After 24 hours of the new antibiotic therapy and supplemental oxygen administration, the patient's condition showed signs of improvement. His temperature dropped to 37.2°C (98.9°F), his respiratory rate lowered to 18 breaths per minute, and his oxygen saturation levels increased to 94% on a 2L nasal cannula. However, the patient still appeared fatigued and was minimally responsive. The healthcare provider instructed the nurse to continue the current management plan, while closely monitoring the patient's consciousness level, vital signs, and response to the antibiotic therapy. The nurse also reiterated the importance of regular incentive spirometry use to the patient to help improve his lung function.

Section 5

New Complications:

On the third day of the new antibiotic therapy, the patient seemed more fatigued and complained of difficulty in breathing. His oxygen saturation dropped to 90% on the same 2L nasal cannula. The nurse observed increased work of breathing and noted a decrease in the patient's incentive spirometry performance. The patient's heart rate increased to 110 beats per minute and his blood pressure was 140/90 mmHg. Auscultation revealed decreased breath sounds in the right lower lobe. The nurse quickly reported these changes to the healthcare provider.
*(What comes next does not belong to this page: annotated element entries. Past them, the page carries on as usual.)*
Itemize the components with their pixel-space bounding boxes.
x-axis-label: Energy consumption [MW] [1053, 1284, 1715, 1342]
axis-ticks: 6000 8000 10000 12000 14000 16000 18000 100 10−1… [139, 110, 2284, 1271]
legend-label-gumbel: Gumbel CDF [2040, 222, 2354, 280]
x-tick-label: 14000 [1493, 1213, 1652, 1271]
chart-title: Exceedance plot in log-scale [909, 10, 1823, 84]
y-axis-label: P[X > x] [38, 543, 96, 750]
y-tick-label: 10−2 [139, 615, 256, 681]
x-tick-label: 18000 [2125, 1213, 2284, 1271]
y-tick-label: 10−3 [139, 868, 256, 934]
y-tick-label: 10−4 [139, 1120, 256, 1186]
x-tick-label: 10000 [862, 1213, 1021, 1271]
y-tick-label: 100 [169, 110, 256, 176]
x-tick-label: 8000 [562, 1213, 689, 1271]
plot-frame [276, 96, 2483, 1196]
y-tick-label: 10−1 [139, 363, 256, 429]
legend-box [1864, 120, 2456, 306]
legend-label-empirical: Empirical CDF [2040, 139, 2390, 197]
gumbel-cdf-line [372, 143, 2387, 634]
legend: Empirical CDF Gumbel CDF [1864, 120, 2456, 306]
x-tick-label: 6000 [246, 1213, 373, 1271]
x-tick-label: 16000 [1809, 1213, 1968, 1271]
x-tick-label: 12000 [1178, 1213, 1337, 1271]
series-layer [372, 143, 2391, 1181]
The healthcare provider ordered a repeat chest x-ray and ABG test to understand the sudden changes in the patient's condition. The nurse made sure to maintain the patient's comfort during this time, monitoring his vital signs closely, and providing supplemental oxygen to maintain his oxygen levels. The nurse also prepared the patient for the possibility of needing a higher level of respiratory support, such as bilevel positive airway pressure (BiPAP), if his condition did not improve. The nurse knew that these new complications could indicate a worsening of the patient's pneumonia and that prompt intervention was crucial for the patient's recovery.